On tea consumption among the Moroccans at the University City we have the exceptional testimony of Bobby Deglané’s, a Chilean journalist who backed the Francoists and worked as a spy in Republican territory before crossing the lines. One of his reports, published in the Falangist illustrated weekly Fotos, is titled “Moorish tea at the University City”. There he describes an expedition into the front line of the University Hospital sector. After crossing the bridge on the Manzanares river and getting lost in a labyrinth of trenches, he reaches the rebel headquarters. He sits down in the basement with a group of Moroccan soldiers:
“The details, the suggestions and the influence of that atmosphere adhered to my spirit, inebriating it with its exotic beauty, as in the scenario of a legend. And while the Moors ate their spice-scented food and drank the golden Moorish beverage, in my imagination I traveled... through the fearful places where war raged as in a far-away Apocalypse, yet very close to us.
There they were, the Moors that night, with their peaceful conversations. Death lurked outside. They would sleep that night as one sleeps at the University City, rifle in hand, to wake up, perhaps, before the sun announces the arrival of the day, hurried by the alarm of a surprise attack or the typical explosion of one of those shocking subterranean mines.”

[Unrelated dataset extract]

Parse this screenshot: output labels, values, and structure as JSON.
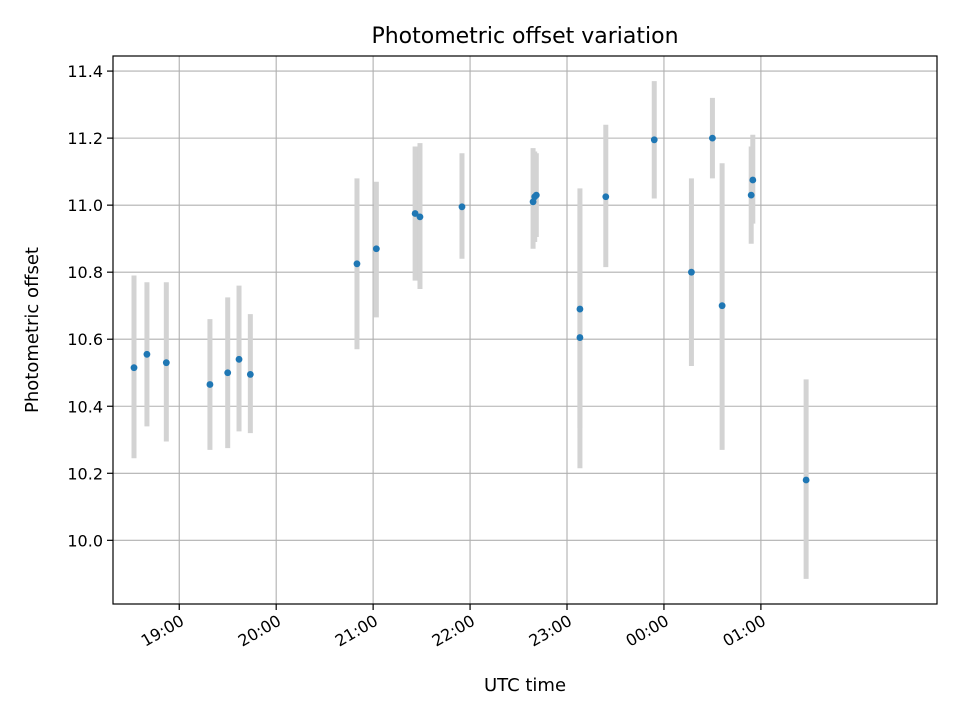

Tea consumption was very important for the Moroccan troops. According to Mohamed Tahar, a veteran Moroccan soldier interviewed in 1995, the items every soldier carried included some typical of North Africa, including dates, figs and “something to prepare Moorish tea”. The Quran prohibits the consumption of alcohol, and thus, Muslims, unlike the rest of the soldiers, could not drink wine or liquor that was regularly supplied to the troops. As substitutes they had hashish and tea. Beyond its (limited) usefulness as an stimulant, tea facilitated socialization among Moroccan troops, as alcohol did among Christians—as is evident in Deglané’s account. The ceremony for the preparation and consumption of tea was an occasion to meet kinsfolk and coreligionists, to speak their mother tongue and reproduce the gestures and practices typical of their culture. The slow ritual of brewing and spicing tea had a soothing effect on the colonial troops in the doubly hostile context of fighting a war in a foreign country, especially in those environments like the University City, where attacks and mines were part of the daily routine, that were particularly unpredictable and violent. The smell and flavor of tea doubtless evoked the homes they had left behind in Morocco.